By Marnix Rutten, vice president, sales and systems warehouse solutions at Vanderlande
The 2022 MHI Annual Industry Report found that 57% of respondents rated supply chain disruptions and shortages as extremely or very challenging. The results reflect the views of supply chain professionals from late 2021, however many of those same professionals will tell you that they still find disruptions and shortages difficult today.
We all know Covid-19 shuttered factories, ushered in the Great Resignation, and prompted a widespread shortage of parts, components and raw materials amid soaring transportation costs across the globe. Within supply chain circles there is a shared sentiment that many of these challenges remain quite prominent. As shortages and backlogs continue amid still near-record costs, in many respects, scarcity remains the name of the game.
For those tasked with ensuring that materials handling operations remain as effective and as cost-efficient as possible – not just now but tomorrow and beyond – the ramifications of this reality cannot be escaped. How to address component scarcity will be an imperative strategic question this year for those who oversee advanced warehouses and distribution centers (DCs). Fortunately, there are effective strategies and steps organizations can take today.
Start planning for the modernization and expansion of warehouses early: If growth forecasts indicate that a new facility will be needed to provide greater storage density, handle more product lines or deliver higher throughput, start that process earlier and demand guarantees that the components needed to build it will be available. Just as importantly, act now to avoid potential legislative delays. For example, California’s “Inland Empire,” the warehousing center east of Los Angeles, moved in August of 2022 to suspend new warehouse projects. Other congested metropolitan areas may take similar steps.
Resolve to achieve long-term solutions, not short-term fixes: Out of necessity, warehouse and DC operators made a number of temporary fixes since the pandemic to address greater demand and scarcity. This included running facilities beyond capacity, stretching delivery windows to consumers, increasing maintenance and repair windows, requiring additional overtime and hiring additional people – a difficult task in what remains an exceedingly tight labor market. While these steps were necessary, they are not sustainable in most cases and are expensive to continue long-term.
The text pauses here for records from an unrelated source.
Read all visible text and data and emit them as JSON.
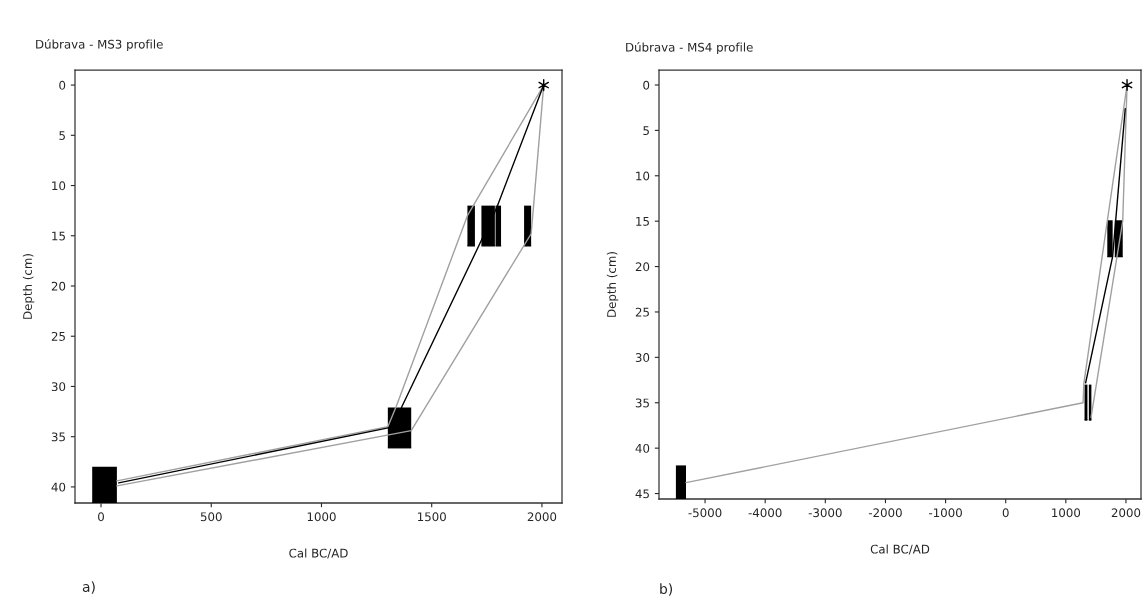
{
  "chart_data": [
    {
      "type": "line",
      "title": "Dúbrava - MS3 profile",
      "xlabel": "Cal BC/AD",
      "ylabel": "Depth (cm)",
      "annotations": [
        "a)"
      ],
      "xlim": [
        -118,
        2091
      ],
      "ylim": [
        41.6,
        -1.5
      ],
      "xticks": [
        0,
        500,
        1000,
        1500,
        2000
      ],
      "yticks": [
        0,
        5,
        10,
        15,
        20,
        25,
        30,
        35,
        40
      ],
      "grid": false,
      "legend": false,
      "series": [
        {
          "color": "#a0a0a0",
          "x": [
            2008,
            1662,
            1339,
            1301,
            72
          ],
          "values": [
            0,
            13,
            32,
            34.0,
            39.4
          ]
        },
        {
          "color": "#a0a0a0",
          "x": [
            2008,
            1961,
            1951,
            1407,
            72
          ],
          "values": [
            0,
            12.3,
            14.8,
            34.4,
            39.9
          ]
        },
        {
          "color": "#000000",
          "x": [
            2008,
            1793,
            1718,
            1365,
            1330,
            80
          ],
          "values": [
            0,
            12.3,
            15.8,
            32,
            34,
            39.6
          ]
        },
        {
          "type": "bar",
          "color": "#000000",
          "x": [
            16,
            1354,
            1679,
            1756,
            1802,
            1935
          ],
          "xerrors": [
            [
              -40,
              72
            ],
            [
              1301,
              1407
            ],
            [
              1662,
              1696
            ],
            [
              1726,
              1787
            ],
            [
              1790,
              1815
            ],
            [
              1919,
              1951
            ]
          ],
          "base": [
            38,
            32.1,
            12,
            12,
            12,
            12
          ],
          "values": [
            3.6,
            4,
            4,
            4,
            4,
            4
          ]
        },
        {
          "type": "scatter",
          "color": "#000000",
          "marker": "cross",
          "x": [
            2008
          ],
          "values": [
            0
          ]
        }
      ]
    },
    {
      "type": "line",
      "title": "Dúbrava - MS4 profile",
      "xlabel": "Cal BC/AD",
      "ylabel": "Depth (cm)",
      "annotations": [
        "b)"
      ],
      "xlim": [
        -5766,
        2250
      ],
      "ylim": [
        45.6,
        -1.65
      ],
      "xticks": [
        -5000,
        -4000,
        -3000,
        -2000,
        -1000,
        0,
        1000,
        2000
      ],
      "yticks": [
        0,
        5,
        10,
        15,
        20,
        25,
        30,
        35,
        40,
        45
      ],
      "grid": false,
      "legend": false,
      "series": [
        {
          "color": "#a0a0a0",
          "x": [
            2018,
            1689,
            1299,
            1287,
            -5317
          ],
          "values": [
            0,
            15,
            32.9,
            35,
            43.8
          ]
        },
        {
          "color": "#a0a0a0",
          "x": [
            2018,
            1946,
            1419
          ],
          "values": [
            0,
            15,
            36.6
          ]
        },
        {
          "color": "#000000",
          "x": [
            1988,
            1778,
            1329
          ],
          "values": [
            2.6,
            18.9,
            32.8
          ]
        },
        {
          "type": "bar",
          "color": "#000000",
          "x": [
            -5401,
            1335,
            1404,
            1734,
            1880
          ],
          "xerrors": [
            [
              -5485,
              -5317
            ],
            [
              1311,
              1359
            ],
            [
              1383,
              1425
            ],
            [
              1689,
              1778
            ],
            [
              1814,
              1946
            ]
          ],
          "base": [
            41.9,
            33,
            33,
            14.9,
            14.9
          ],
          "values": [
            3.7,
            3.9,
            3.9,
            4,
            4
          ]
        },
        {
          "type": "scatter",
          "color": "#000000",
          "marker": "cross",
          "x": [
            2018
          ],
          "values": [
            0
          ]
        }
      ]
    }
  ]
}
Given the scarcity influencing the industry today, it is even more important to begin building out long-term solutions early – whether that entails building new, more efficient facilities, near-shoring sources for needed components, and building teams that possess the skills modern, highly automated DCs require.
Empower maintenance and repair organizations: When components and raw materials take longer to secure, it is imperative to view the life-cycle services that keep DCs up and running as a strategic priority, not as a reactive necessity. This includes using predictive maintenance technologies and techniques to identify, predict and possibly prevent failures before they occur.
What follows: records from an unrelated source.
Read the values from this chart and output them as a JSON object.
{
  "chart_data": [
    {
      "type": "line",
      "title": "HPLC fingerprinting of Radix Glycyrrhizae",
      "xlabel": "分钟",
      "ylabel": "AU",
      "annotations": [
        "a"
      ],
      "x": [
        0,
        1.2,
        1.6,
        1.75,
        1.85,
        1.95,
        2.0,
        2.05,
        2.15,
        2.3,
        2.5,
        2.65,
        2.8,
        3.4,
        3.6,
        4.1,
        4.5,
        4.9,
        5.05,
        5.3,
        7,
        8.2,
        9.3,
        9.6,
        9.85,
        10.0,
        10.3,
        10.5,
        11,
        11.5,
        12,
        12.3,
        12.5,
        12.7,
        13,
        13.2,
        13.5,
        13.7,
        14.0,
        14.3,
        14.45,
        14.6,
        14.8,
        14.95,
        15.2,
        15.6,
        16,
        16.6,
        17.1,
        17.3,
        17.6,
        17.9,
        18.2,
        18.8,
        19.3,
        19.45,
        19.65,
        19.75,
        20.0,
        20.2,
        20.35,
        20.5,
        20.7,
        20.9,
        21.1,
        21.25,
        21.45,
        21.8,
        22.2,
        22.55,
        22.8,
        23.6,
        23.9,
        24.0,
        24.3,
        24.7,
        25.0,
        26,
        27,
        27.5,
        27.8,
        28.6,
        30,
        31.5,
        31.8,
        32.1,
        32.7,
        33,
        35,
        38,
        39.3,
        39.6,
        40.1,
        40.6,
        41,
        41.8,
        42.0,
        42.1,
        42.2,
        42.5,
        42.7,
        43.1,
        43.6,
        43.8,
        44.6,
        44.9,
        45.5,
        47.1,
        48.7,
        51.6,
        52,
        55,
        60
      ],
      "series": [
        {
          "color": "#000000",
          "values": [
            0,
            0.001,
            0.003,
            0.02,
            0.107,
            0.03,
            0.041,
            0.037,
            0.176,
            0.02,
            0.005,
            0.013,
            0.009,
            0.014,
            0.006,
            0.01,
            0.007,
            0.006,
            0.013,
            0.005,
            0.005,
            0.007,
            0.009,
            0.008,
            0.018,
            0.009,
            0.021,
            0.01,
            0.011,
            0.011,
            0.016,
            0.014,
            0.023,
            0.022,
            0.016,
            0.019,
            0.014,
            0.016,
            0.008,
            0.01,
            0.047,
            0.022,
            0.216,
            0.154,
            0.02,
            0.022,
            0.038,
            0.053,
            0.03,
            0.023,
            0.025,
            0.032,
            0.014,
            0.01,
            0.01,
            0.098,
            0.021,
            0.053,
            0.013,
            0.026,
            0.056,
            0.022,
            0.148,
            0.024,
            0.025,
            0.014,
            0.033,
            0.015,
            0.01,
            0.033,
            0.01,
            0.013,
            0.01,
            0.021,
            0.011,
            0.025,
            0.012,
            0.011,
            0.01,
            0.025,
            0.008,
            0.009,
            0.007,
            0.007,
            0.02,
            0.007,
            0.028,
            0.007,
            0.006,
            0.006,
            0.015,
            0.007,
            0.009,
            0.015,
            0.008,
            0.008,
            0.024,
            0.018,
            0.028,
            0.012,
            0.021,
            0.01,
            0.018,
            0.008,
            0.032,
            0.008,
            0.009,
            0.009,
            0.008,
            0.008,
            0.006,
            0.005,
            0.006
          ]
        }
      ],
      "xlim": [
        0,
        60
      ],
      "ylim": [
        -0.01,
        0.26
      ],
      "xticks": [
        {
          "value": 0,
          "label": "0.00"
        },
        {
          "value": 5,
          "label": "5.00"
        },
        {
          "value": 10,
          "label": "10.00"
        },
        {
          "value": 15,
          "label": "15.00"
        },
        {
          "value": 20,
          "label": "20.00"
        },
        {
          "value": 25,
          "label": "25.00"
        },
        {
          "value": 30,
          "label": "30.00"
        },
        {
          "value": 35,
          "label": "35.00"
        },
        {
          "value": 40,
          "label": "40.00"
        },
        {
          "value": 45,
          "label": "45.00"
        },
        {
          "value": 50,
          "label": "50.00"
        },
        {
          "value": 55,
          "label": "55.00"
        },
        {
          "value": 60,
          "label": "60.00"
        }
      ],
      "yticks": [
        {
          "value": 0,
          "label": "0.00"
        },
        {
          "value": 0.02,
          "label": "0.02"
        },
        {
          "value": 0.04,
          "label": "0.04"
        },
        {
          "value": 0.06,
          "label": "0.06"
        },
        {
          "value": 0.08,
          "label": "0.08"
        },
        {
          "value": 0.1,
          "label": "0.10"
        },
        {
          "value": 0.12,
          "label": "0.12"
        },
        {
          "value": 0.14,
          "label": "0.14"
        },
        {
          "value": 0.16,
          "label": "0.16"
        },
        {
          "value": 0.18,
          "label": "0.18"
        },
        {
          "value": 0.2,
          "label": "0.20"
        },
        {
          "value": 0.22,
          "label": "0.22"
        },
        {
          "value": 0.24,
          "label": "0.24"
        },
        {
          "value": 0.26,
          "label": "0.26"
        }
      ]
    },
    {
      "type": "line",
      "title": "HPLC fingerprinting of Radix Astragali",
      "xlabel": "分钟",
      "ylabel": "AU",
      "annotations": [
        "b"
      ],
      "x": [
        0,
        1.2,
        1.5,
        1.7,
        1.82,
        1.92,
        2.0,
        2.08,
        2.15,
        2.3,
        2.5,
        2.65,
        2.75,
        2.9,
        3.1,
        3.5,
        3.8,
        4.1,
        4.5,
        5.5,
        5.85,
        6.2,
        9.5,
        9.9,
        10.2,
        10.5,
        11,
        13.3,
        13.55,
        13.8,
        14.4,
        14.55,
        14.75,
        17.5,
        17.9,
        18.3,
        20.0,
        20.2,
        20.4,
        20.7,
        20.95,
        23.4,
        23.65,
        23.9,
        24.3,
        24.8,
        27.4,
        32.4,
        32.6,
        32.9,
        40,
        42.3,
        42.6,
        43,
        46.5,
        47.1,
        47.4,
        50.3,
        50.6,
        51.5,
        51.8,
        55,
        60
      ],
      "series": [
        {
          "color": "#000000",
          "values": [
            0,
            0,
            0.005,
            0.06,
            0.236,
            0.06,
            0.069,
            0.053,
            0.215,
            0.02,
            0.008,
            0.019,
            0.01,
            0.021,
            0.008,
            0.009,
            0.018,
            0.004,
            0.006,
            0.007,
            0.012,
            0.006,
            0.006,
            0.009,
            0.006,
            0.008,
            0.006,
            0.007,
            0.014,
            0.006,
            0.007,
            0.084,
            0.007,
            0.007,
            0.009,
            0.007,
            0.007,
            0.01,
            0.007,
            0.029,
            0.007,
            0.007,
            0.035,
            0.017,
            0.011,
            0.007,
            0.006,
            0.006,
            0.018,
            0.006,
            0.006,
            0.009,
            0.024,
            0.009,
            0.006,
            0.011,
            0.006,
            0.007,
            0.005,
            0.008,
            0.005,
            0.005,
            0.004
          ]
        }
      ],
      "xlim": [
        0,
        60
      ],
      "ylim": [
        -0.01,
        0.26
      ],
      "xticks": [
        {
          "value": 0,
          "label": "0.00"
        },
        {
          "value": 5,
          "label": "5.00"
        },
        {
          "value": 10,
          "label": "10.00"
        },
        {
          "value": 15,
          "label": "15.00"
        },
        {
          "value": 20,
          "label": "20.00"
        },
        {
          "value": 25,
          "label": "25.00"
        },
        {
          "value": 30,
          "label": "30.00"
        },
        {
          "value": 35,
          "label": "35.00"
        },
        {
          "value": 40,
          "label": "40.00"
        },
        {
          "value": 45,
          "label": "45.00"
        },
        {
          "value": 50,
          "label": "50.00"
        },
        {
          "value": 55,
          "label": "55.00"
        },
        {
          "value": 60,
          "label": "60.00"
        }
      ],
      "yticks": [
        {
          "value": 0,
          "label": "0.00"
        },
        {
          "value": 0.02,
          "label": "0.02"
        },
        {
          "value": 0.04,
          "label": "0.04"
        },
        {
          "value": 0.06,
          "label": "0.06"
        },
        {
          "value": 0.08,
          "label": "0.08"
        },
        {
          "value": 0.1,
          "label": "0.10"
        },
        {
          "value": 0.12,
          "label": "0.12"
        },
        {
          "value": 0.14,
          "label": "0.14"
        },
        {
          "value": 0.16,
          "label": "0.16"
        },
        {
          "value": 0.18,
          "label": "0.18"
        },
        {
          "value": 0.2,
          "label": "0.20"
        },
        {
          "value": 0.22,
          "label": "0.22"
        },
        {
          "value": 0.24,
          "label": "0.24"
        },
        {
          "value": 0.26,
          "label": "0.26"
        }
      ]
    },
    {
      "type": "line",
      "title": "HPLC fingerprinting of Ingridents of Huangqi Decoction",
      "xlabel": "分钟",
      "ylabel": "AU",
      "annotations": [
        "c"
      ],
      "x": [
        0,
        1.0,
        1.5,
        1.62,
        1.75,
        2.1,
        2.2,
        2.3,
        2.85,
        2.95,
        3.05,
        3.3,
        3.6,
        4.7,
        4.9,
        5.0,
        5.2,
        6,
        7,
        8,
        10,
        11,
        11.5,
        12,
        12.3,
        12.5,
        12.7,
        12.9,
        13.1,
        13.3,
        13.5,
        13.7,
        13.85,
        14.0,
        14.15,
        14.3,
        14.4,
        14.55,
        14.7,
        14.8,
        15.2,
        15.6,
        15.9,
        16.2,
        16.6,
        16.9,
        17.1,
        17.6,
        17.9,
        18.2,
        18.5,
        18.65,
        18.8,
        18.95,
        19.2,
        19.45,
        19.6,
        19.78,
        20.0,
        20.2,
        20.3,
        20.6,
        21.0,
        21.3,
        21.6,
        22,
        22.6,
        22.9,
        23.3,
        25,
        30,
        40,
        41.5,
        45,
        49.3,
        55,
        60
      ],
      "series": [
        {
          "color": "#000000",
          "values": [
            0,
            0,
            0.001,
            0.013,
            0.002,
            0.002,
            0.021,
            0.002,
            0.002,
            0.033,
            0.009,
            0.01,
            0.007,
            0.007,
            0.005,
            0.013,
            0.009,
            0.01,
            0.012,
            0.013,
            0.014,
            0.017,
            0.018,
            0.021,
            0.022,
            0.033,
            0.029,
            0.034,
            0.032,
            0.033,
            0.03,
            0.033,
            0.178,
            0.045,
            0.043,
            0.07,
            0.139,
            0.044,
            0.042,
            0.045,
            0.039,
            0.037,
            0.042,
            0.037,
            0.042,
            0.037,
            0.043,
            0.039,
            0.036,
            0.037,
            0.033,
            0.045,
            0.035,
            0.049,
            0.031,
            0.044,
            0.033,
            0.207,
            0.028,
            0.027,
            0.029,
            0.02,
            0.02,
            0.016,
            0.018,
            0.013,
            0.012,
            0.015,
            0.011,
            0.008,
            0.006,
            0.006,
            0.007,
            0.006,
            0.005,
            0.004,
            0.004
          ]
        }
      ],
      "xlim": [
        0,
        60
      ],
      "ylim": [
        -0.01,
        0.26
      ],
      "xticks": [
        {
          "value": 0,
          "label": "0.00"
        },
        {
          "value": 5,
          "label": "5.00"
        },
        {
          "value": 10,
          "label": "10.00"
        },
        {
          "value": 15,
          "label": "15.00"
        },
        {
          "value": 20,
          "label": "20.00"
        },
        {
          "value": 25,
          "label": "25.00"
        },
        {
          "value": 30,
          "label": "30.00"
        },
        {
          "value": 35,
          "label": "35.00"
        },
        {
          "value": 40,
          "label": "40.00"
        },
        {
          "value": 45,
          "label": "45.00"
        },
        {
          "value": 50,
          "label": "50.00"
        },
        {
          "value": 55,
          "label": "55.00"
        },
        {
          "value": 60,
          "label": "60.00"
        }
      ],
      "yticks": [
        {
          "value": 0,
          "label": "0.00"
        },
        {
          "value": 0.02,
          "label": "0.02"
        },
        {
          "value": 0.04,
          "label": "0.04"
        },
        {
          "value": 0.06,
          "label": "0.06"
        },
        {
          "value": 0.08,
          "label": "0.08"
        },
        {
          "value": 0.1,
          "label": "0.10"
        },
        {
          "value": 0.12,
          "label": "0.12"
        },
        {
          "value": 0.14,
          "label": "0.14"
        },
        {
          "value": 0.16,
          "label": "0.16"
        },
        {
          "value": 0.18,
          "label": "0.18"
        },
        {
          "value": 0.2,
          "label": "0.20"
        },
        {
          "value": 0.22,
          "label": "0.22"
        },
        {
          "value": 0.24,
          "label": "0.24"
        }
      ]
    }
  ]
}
Standardize and stock up on parts before they are needed: The standardization of certain parts is a key and effective way not only to make your facility more flexible, but also to reduce risk. Additionally, opportunities to stock important parts should be pursued whenever possible, particularly today when many suppliers and manufacturers continue to face backlogs. Notably, this requires organizations to cease the application of strategies that apply lean or “just in time” principles to the management of parts inventories. Regardless, now is the time to buy important components or to find a partner that can ensure access to those parts. Do not wait until they are needed.
Complete a detailed business case: This will confirm if now is the time to invest in new materials handling infrastructure and, if so, at what scale. For some organizations, increased transportation costs and longer lead times for components related to overall scarcity and higher interest rates might warrant postponing large capital projects like the construction of new DCs. Only a detailed business case will demonstrate whether large-scale investments, such as those for new autonomous facilities, robotics, or other infrastructure and capabilities – and the benefits they deliver, among them higher throughput, decreased reliance on labor and greater accuracy in fulfillment operations – will offset the costs involved.
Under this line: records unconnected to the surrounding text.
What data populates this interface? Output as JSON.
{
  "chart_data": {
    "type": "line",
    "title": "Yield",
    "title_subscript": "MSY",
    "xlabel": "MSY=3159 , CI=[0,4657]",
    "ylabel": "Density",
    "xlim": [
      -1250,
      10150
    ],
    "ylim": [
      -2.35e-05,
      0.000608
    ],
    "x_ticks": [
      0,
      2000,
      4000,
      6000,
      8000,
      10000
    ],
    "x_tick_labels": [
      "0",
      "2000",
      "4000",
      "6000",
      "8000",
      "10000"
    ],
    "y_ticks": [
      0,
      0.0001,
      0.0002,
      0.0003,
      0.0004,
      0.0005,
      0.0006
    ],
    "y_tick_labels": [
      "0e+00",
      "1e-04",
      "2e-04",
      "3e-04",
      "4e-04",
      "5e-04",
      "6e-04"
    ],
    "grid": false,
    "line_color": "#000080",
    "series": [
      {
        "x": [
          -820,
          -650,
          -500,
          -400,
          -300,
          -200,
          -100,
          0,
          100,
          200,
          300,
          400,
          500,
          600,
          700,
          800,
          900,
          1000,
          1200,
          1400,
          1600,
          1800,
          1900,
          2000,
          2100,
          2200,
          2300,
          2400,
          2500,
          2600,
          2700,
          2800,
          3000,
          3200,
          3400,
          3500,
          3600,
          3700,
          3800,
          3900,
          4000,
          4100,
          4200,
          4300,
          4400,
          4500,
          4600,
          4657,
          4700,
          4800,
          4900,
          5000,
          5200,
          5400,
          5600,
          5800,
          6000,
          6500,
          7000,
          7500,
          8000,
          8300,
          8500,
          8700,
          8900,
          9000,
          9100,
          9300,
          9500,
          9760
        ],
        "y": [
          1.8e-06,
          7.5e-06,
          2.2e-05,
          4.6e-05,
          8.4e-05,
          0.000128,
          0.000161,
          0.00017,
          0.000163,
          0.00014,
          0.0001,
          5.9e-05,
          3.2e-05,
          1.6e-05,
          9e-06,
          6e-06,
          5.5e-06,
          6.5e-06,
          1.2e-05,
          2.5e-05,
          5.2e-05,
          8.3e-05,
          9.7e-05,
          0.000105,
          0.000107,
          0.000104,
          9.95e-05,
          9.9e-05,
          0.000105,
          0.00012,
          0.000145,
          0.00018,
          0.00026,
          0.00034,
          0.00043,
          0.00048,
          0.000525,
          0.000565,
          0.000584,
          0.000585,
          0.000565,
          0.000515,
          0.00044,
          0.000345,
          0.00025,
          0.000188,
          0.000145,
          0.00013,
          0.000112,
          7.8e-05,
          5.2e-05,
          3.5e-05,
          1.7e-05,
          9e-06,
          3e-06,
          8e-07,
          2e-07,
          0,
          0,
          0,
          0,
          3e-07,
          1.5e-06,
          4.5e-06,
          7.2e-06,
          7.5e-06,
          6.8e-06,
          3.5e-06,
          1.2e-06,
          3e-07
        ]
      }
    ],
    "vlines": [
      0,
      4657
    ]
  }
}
Supply chain teams face scarcity today and will likely continue to do so for the foreseeable future. By acknowledging this reality head-on, and taking steps to address it, organizations can plan accordingly, and ultimately emerge stronger and more resilient in the face of future challenges and changes.
Marnix Rutten is the vice president, sales and systems warehouse solutions at Vanderlande. As an industry veteran with more than two decades of technical and global leadership roles, Marnix oversees the collaborative approach to solving the unique warehouse challenges customers face. He has extensive knowledge in the implementation and operation of the warehousing solutions Vanderlande provides to numerous industry leaders, including those in the fashion, food and general merchandising sectors.